Well, there are degrees. All the software I've written within recent memory (last 5-6 years or so) has software that was written by some commercial entity in its dependency graph. Usually as a direct dependency. Of course it varies how expensive it would be for me to replace that software. In some cases I'm sure I could find free alternatives, but it may not be as high quality, performant, correct or convenient to use. Which is another way of saying: it'd cost me more effort.

I can tell myself that I run my software on a free OS, but I know full well that much (if not most) of the heavy lifting on Linux was paid for by companies. Even in cases where the company isn't explicitly credited (as has been the case in several companies I've worked for that had people getting paid to contribute to the Linux kernel).

I'm sure I have written more trivial things in the past 5-6 years that has no external dependencies paid for by companies. Of course, if you ignore that the compiler, standard library, most of the toolchain and the IDE I use to write that software is all being developed by companies.

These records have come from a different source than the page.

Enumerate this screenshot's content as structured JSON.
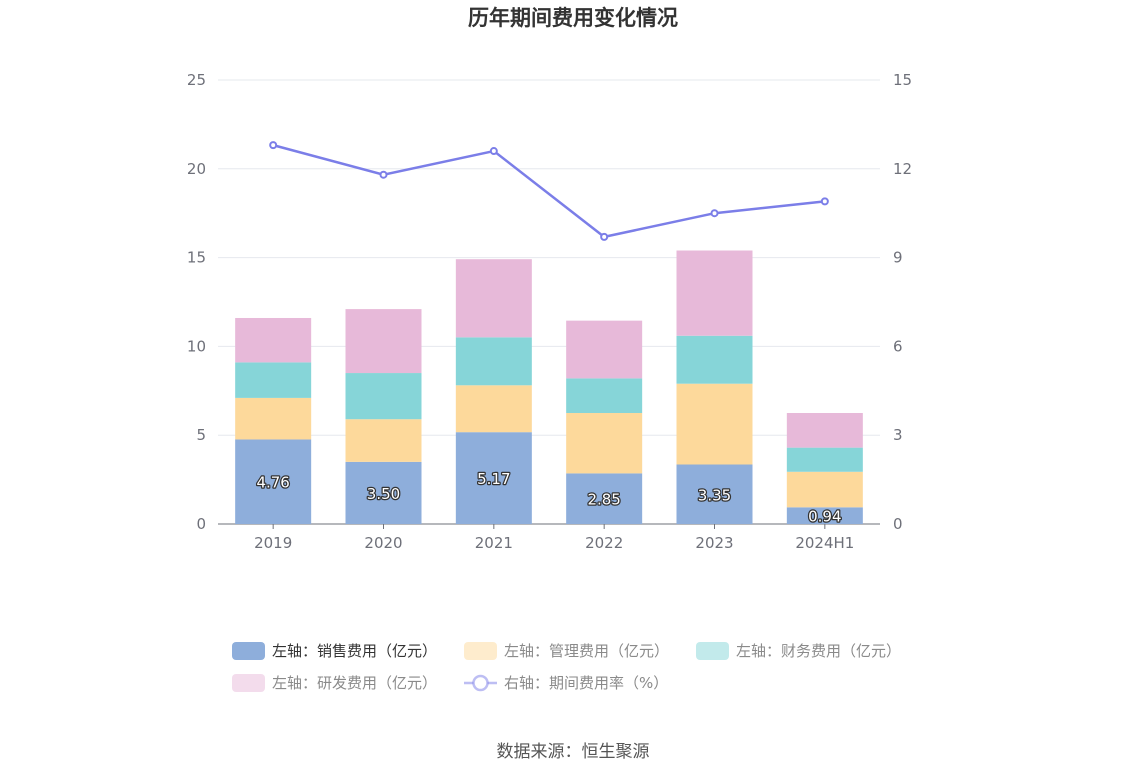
{
  "chart_data": {
    "type": "bar",
    "title": "历年期间费用变化情况",
    "categories": [
      "2019",
      "2020",
      "2021",
      "2022",
      "2023",
      "2024H1"
    ],
    "stacked": true,
    "left_axis": {
      "min": 0,
      "max": 25,
      "ticks": [
        0,
        5,
        10,
        15,
        20,
        25
      ]
    },
    "right_axis": {
      "min": 0,
      "max": 15,
      "ticks": [
        0,
        3,
        6,
        9,
        12,
        15
      ]
    },
    "series": [
      {
        "name": "左轴：销售费用（亿元）",
        "axis": "left",
        "type": "bar",
        "color": "#8eaedb",
        "values": [
          4.76,
          3.5,
          5.17,
          2.85,
          3.35,
          0.94
        ],
        "labels": [
          "4.76",
          "3.50",
          "5.17",
          "2.85",
          "3.35",
          "0.94"
        ]
      },
      {
        "name": "左轴：管理费用（亿元）",
        "axis": "left",
        "type": "bar",
        "color": "#fdd99b",
        "values": [
          2.34,
          2.4,
          2.64,
          3.4,
          4.55,
          2.0
        ]
      },
      {
        "name": "左轴：财务费用（亿元）",
        "axis": "left",
        "type": "bar",
        "color": "#86d5d8",
        "values": [
          2.0,
          2.6,
          2.7,
          1.95,
          2.7,
          1.36
        ]
      },
      {
        "name": "左轴：研发费用（亿元）",
        "axis": "left",
        "type": "bar",
        "color": "#e7b9d9",
        "values": [
          2.5,
          3.6,
          4.4,
          3.25,
          4.8,
          1.95
        ]
      },
      {
        "name": "右轴：期间费用率（%）",
        "axis": "right",
        "type": "line",
        "color": "#7b7ee8",
        "values": [
          12.8,
          11.8,
          12.6,
          9.7,
          10.5,
          10.9
        ]
      }
    ],
    "legend_position": "bottom",
    "source": "数据来源：恒生聚源"
  }
}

I bet that if you really were to look at what's between the pixels on your screen and the CPU, you'd probably find that most of the software you think of as written by individuals for free, results in code paths that spend a lot of time in code that was developed on some company's dime.

I'm also interested in what you mean by "most corporations take way more than they give back". Do you mean that monetizing free software is taking something away from free software?

As a thought experiment: imagine that no for-profit company were to use open source software at all. Do you see where I'm going? You do understand that there is a symbiotic relationship here, right?

What OS do you run? I'd like that, but the only thing of this sort that has potential to be as usable as a Linux system is BSD, which doesn't run on my machines.

I hope SerenityOS takes off. It's looking good so far.